Se o hábito faz o monge, não é só a voz que faz os vocalistas das bandas. Dean Wareham é nome que fez os Galaxie 500 como ficou provado no encerramento da edição de Novembro do Clubbing. A baixista Britta ‘fez’ de Naomi Yang nas músicas em que o feminino era o tom a dar como em “Listen, The Snow Is Falling” de uma outra mulher: Yoko Ono.

Acompanhados por um baterista foi a dupla, que se juntou nos Luna, que mais aqueceu a sala principal da Casa da Música, no Porto e não desiludiu os saudosos dos Galaxie e que nunca fizeram esquecer, por seu lado, os ‘atmosféricos’ dos Velvet Underground.

Mas o cartaz mais sonante tinha começado com a melancolia politicamente sonante da guitarra e da voz de Latitia Sadier, que quis confessar para quem quis acreditar que o sonho de menina era viajar ao Porto e à Austrália. “Porque sim…”

Clubbing

Em concerto de embalo foram as palavras entre as músicas que mais se destacaram e recordaram o intervencionismo da francesa nos Stereolab, num tempo agora em que, de uma maneira ou de outra, falar em revolução não é tabu e num Portugal que se prepara para a greve geral.

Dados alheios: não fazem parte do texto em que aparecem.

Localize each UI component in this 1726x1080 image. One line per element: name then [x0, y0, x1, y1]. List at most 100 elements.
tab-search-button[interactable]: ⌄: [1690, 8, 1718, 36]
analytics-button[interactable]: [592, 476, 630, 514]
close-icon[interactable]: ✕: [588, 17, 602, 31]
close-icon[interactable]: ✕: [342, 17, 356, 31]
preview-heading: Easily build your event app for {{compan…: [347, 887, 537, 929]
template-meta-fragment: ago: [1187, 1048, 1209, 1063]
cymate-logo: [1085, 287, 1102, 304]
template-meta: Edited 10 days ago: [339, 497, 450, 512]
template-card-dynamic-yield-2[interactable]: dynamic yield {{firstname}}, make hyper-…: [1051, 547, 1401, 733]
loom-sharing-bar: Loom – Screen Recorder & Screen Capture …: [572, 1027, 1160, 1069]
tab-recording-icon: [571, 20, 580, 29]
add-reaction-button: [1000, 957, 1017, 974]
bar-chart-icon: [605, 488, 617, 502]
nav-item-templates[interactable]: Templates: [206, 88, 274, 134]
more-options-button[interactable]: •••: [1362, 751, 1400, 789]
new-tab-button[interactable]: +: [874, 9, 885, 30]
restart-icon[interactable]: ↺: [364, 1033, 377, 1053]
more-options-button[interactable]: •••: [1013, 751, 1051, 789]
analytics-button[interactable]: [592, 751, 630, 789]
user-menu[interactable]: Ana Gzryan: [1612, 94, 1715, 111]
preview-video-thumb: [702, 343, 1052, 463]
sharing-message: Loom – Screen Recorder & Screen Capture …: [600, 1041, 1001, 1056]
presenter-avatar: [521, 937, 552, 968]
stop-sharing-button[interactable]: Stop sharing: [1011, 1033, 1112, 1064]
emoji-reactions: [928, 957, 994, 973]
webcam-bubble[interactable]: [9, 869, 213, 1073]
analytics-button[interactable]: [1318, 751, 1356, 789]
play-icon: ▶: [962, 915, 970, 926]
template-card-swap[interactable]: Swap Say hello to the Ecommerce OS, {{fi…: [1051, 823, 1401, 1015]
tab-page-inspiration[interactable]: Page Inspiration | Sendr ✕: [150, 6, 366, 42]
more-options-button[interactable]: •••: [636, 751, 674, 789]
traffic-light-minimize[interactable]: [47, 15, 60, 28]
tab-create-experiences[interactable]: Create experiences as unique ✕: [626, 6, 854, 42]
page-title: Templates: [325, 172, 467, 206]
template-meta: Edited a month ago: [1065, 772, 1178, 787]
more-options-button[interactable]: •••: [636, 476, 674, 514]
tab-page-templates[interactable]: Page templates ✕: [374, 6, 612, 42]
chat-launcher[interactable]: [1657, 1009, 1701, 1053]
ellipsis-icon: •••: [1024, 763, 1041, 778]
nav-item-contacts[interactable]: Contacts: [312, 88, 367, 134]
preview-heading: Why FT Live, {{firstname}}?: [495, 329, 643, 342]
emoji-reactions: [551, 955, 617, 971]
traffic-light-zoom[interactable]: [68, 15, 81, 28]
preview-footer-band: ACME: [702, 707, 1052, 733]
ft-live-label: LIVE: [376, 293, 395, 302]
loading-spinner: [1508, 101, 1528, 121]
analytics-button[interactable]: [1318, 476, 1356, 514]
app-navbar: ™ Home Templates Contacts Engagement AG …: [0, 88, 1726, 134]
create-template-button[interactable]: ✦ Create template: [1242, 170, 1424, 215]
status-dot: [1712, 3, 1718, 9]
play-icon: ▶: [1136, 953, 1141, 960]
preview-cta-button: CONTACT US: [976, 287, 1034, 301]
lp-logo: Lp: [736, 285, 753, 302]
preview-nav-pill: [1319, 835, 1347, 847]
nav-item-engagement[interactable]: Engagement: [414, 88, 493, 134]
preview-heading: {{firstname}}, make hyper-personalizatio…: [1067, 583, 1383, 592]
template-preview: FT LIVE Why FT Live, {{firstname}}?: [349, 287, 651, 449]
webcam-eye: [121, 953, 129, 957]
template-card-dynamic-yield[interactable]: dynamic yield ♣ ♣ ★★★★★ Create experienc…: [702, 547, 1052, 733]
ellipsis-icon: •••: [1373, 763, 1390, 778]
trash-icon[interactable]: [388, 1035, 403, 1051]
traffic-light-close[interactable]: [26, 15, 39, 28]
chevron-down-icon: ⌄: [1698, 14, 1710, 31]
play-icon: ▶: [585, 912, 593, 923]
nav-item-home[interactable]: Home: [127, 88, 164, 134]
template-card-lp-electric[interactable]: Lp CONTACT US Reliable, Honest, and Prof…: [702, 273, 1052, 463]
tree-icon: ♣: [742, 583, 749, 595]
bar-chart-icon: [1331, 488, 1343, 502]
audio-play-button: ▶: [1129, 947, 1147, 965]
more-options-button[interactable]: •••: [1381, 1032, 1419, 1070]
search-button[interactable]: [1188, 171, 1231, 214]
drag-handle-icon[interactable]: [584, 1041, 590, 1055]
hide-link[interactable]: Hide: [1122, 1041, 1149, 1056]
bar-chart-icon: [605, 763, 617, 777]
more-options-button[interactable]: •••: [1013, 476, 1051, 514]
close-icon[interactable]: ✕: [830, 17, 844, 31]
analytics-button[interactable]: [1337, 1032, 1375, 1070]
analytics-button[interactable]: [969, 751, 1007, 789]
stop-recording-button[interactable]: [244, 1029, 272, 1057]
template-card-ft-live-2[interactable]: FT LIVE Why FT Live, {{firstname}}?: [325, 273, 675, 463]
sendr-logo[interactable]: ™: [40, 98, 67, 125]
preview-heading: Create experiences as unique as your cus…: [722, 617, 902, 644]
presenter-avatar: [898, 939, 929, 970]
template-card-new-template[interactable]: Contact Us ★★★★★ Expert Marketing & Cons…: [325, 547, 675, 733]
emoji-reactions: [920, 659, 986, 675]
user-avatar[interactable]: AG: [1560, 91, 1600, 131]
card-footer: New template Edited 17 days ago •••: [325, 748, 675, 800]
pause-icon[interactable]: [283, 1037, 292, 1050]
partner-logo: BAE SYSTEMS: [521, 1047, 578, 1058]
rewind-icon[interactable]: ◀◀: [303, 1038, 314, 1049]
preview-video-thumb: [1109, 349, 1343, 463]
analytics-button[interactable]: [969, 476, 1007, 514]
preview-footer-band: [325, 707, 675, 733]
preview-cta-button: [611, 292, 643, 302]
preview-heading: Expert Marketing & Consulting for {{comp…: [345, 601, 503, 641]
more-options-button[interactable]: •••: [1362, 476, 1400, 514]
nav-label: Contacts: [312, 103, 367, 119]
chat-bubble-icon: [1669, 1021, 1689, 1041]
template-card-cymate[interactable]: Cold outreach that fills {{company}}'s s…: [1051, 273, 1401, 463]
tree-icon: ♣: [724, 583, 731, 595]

O movimento Ocupar Wall Street também foi lembrado pelo ‘sónico’ acústico Lee Ranaldo, mas que afinal para a sua música se inspirou noutros confrontos de um outro romantismo. Lee descreveu a fotografia que correu mundo dos incidentes de junho de Vancouver por causa de um jogo de hóquei no gelo. Entre a violência, um jovem casal estava deitado no chão a beijar-se e nunca mais será esquecido.

Clubbing

“Banda” foi das palavras mais repetidas pelo guitarrista dos Sonic Youth no palco, ou porque aquela era uma música que precisava de acompanhamento de mais elementos ou porque numa outra tinha levado a sua “própria banda” ao fazer soar a gravação simples de percussão.

Muitas foram as guitarras que foi colocando a tiracolo e os pedais que fazia mudar a sonoridade de um concerto de um homem só e que afinal até é conservador.

«Todos os discos têm uma melosa (sappy) canção de amor. E o meu também tem». E Lee sentou-se a tocar e a cantar.